= Enhanced Telephone =

The Enhanced Telephone is a telephone developed by Citibank's Enhanced Telephone Services subsidiary in the late 1980s for customers to do banking and other financial transactions from their home. The official launch date was February 26–27, 1990, for customers in New York only.

The first version of the Enhanced Telephone, the 99A model, was beige and featured a keyboard and monochrome miniature CRT screen. Because of its chunky appearance, several developers dubbed it the "sawed-off ski boot." The physical hardware was manufactured by Transaction Technologies Incorporated (TTI).

The second version of the Enhanced Telephone, the P100 model, was manufactured by Philips Electronics based on experiences gained from manufacturing Minitel and featured a miniature keyboard, an LCD screen, and more sleek styling. The font was developed by Bitstream Inc.

Software for the Enhanced Telephone was written in a proprietary language called HAL (Home Application Language).

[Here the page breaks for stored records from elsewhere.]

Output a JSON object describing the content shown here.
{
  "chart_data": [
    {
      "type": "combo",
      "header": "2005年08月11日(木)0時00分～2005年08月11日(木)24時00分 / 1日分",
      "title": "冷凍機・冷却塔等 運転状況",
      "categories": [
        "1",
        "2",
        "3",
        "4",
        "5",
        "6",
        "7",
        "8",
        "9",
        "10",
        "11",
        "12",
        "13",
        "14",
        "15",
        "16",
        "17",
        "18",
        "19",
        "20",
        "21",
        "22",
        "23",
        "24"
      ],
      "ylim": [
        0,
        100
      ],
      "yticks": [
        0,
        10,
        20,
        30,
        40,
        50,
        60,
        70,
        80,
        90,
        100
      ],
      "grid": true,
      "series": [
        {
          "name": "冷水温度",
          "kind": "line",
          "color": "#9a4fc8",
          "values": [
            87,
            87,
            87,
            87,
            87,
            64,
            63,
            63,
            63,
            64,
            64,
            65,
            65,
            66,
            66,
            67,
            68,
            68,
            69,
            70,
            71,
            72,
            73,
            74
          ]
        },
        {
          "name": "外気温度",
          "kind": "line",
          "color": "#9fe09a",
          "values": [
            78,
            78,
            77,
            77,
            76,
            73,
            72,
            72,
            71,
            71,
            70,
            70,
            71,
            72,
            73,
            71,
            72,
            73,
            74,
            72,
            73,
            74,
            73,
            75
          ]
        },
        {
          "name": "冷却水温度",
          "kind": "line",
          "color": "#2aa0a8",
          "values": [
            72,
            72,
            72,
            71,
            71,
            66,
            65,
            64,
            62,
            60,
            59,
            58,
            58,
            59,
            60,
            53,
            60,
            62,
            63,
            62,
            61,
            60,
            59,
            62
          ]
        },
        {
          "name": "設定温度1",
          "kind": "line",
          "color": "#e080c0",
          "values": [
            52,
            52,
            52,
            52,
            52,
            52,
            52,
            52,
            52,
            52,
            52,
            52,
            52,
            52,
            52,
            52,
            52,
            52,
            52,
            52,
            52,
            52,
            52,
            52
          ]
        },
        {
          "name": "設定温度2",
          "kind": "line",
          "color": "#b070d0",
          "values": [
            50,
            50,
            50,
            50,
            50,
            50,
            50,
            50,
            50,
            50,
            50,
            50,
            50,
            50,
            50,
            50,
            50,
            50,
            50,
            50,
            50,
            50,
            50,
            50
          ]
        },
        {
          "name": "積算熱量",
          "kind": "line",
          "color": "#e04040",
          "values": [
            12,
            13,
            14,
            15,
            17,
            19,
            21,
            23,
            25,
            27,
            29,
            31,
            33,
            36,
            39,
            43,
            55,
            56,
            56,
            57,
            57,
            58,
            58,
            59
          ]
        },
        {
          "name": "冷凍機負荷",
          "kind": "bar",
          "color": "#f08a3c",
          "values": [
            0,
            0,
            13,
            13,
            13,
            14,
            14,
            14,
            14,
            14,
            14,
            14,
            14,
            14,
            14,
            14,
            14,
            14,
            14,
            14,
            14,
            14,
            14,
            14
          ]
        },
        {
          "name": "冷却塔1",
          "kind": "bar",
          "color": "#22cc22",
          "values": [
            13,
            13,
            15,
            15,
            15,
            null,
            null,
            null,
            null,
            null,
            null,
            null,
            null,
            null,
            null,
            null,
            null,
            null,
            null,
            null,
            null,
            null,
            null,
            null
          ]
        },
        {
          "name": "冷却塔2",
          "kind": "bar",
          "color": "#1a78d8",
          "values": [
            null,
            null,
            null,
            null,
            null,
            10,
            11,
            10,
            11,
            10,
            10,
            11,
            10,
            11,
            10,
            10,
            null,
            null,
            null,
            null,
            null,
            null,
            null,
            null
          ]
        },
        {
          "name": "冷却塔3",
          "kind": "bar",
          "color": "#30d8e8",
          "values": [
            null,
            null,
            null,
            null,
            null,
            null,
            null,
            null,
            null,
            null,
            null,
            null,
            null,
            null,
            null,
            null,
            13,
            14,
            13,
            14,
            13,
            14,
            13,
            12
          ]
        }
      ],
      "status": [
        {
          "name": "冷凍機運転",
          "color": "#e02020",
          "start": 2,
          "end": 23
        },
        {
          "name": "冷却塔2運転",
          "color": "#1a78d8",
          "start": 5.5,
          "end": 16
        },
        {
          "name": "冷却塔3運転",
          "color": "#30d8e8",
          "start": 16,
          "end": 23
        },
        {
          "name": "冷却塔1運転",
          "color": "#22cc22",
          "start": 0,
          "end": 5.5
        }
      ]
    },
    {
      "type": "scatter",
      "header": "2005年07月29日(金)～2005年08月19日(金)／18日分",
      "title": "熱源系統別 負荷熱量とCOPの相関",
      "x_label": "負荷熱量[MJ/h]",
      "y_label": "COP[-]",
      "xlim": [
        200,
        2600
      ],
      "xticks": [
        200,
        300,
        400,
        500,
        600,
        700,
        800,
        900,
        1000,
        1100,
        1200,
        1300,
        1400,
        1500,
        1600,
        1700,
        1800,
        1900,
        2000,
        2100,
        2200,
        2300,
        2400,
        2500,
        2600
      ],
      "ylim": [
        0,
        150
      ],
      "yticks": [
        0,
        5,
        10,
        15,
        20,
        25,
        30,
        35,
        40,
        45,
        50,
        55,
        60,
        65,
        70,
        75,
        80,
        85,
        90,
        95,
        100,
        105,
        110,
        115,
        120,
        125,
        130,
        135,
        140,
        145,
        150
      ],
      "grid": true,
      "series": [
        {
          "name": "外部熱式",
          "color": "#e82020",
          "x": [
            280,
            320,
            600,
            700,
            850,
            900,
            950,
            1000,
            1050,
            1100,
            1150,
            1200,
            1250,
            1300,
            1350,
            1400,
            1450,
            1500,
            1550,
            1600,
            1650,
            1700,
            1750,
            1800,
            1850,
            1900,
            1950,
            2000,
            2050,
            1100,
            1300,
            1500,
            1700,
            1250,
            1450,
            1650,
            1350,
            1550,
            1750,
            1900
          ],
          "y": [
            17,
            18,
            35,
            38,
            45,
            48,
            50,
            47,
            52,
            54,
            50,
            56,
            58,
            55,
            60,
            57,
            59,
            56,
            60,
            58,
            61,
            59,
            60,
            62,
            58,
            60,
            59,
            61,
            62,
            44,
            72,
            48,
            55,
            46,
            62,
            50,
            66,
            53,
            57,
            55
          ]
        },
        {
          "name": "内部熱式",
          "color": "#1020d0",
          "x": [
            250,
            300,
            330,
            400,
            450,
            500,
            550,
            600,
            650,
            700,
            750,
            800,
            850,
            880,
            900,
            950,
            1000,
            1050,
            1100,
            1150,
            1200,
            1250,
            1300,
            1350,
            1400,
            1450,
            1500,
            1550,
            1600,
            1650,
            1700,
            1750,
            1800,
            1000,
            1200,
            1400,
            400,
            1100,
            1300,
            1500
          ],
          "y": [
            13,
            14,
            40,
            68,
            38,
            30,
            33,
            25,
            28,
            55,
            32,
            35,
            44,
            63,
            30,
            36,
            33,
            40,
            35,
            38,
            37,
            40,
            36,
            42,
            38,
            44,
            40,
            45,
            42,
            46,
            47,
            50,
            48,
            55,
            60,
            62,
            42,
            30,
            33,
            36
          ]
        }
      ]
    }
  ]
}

Citibank believed that it was considerably easier to manage financial transactions with the enhanced telephone than with a personal computer, but the product ultimately failed to become a viable product because by the time it was introduced, home banking via PCs was becoming more common and by the 1990s the Enhanced Telephone had been rendered obsolete by the growing popularity of the World Wide Web.

The Philips P100 phone lived on and to this day variations of it are used for other applications.